The main advantage of OCB over CCM, GCM, and other composed schemes is software
speed. See the performance page
for data.
Is OCB patented?
It was; I had patents
7,046,802,
7,200,227,
7,949,129, and
8,321,675.
But I intentionally allowed all of my patents to lapse.
I placed all OCB-related IP that I owned in the public domain.
You don’t need to get any sort of permission from me, or pay me anything, to use OCB.
There were further patents in the AE space, including those of
Jutla (IBM)— 6,963,976,
7,093,126, and
8,107,620—and of
Gligor and Donescu (VDG)—6,973,187.
I have never known if the claims of these patents read against OCB.
It is difficult to answer such a question, and I was never in a position to say.
Hopefully all authenticated-encryption IP is invalid,
has expired by now, or was never relevant to using OCB.
Do I need a license?
No. See the question above.
Who is the author of this webpage?
I am, Phillip Rogaway, a professor in the Department of Computer Science at the University of California, Davis. I have also been a regular visitor to universities in Thailand, most often at the Department of Computer Science at Chiang Mai University.

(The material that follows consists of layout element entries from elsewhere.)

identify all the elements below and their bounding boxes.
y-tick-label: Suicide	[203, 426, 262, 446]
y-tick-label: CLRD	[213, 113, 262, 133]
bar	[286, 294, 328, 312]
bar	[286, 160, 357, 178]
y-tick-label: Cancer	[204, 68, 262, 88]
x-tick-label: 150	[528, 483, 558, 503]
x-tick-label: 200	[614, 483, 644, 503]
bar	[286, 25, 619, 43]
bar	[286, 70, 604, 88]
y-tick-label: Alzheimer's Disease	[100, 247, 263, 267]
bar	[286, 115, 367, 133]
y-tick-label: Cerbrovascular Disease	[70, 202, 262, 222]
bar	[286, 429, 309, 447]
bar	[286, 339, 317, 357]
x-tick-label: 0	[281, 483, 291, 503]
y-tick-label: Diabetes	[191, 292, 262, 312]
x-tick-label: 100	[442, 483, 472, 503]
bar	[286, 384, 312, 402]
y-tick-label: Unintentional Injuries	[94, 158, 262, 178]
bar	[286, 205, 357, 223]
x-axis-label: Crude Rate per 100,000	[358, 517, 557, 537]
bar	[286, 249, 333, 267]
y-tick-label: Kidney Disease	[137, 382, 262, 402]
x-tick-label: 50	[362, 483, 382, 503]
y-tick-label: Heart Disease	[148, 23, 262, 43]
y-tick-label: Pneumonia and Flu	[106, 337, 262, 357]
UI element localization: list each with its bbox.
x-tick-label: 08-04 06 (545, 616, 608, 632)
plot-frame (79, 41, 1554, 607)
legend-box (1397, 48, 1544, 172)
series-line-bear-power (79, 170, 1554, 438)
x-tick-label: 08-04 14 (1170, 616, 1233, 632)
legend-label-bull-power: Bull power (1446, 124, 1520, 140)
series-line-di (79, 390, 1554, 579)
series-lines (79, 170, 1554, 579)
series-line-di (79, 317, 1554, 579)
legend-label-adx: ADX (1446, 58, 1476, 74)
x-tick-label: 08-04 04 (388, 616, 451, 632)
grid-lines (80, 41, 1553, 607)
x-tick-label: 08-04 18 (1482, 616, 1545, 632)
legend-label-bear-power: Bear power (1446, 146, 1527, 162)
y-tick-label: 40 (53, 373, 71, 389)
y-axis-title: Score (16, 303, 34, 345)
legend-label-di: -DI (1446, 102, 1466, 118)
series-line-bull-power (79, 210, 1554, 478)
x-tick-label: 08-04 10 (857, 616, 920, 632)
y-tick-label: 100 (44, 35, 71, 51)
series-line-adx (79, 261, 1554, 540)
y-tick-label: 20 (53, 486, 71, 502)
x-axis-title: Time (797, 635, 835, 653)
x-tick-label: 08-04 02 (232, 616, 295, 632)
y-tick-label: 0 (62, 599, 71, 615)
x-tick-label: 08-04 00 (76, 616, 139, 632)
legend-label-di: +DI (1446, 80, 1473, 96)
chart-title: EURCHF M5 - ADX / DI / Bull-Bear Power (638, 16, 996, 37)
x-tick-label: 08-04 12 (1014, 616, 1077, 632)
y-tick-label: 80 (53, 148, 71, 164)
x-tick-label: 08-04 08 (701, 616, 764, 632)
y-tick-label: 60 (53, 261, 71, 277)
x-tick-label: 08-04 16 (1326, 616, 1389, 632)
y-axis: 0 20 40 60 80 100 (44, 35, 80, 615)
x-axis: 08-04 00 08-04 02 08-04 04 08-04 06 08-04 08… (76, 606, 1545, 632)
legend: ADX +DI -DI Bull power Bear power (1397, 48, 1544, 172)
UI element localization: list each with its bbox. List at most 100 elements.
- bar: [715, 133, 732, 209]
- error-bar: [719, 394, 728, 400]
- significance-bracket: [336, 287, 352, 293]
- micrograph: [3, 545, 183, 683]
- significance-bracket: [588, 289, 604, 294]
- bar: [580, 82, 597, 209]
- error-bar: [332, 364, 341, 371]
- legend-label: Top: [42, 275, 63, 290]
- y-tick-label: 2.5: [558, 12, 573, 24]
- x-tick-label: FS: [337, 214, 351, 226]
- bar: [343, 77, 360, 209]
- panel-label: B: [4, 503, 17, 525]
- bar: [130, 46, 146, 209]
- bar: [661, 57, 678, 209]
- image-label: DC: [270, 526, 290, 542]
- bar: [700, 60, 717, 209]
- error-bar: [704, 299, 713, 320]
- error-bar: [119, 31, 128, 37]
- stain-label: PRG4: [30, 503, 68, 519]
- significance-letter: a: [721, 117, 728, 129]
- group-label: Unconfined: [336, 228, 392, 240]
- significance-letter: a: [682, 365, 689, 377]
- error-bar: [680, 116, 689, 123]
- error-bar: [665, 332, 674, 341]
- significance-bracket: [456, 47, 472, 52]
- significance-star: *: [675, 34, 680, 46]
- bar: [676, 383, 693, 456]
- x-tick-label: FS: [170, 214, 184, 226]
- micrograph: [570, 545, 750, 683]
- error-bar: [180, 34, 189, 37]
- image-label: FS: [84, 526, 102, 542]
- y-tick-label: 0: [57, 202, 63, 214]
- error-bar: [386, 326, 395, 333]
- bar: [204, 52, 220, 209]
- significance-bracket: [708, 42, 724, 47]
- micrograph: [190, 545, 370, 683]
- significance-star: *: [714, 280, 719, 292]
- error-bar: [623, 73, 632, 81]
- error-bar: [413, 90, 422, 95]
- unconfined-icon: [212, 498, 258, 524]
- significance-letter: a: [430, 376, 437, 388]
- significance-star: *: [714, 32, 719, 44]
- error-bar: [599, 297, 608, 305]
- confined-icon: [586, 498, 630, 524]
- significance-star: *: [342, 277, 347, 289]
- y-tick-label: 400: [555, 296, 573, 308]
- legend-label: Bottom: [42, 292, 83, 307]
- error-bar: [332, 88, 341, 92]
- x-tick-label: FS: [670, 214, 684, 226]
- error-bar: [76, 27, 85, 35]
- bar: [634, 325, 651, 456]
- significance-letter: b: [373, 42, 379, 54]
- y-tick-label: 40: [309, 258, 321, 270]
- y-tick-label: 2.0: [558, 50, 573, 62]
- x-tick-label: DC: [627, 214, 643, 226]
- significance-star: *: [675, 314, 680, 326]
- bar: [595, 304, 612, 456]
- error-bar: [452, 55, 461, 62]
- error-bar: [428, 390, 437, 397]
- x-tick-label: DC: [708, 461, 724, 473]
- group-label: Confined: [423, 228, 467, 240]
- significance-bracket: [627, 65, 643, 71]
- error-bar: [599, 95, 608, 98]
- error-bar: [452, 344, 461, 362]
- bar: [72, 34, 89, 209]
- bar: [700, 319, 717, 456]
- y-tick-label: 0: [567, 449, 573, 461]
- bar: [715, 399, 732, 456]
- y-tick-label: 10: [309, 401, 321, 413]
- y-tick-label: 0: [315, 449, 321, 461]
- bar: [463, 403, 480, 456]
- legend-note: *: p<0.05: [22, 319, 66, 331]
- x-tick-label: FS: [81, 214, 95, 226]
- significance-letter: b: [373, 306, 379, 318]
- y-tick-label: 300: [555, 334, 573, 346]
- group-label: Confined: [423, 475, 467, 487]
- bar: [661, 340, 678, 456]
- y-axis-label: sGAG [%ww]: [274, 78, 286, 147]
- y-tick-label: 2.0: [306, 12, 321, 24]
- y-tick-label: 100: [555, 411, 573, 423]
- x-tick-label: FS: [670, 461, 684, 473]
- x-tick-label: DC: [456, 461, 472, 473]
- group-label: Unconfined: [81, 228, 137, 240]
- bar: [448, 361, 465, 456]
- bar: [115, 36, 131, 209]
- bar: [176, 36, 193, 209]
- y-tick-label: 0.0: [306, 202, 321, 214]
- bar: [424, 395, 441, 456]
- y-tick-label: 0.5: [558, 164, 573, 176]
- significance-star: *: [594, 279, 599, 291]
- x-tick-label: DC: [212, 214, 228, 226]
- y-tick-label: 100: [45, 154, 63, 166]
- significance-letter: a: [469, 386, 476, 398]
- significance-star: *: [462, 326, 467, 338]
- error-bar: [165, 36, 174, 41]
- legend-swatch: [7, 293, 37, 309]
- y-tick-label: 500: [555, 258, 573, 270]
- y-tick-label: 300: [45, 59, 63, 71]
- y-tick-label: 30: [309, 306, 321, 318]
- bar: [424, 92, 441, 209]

For 20 years I’ve worked to develop and popularize a style of cryptography I call practice-oriented provable security. This framework is a perfect fit to the problem of designing an authenticated-encryption scheme. One of the “outputs” of practice-oriented provable security has been cryptographic schemes that are well-suited standards. In particular, I am co-inventor on the schemes known as CMAC, DHIES, EAX, OAEP, PSS, and XTS, which are in standards from ANSI, IEEE, ISO, and NIST. The kind of academic work I do can be seen by looking at dblp or google Scholar.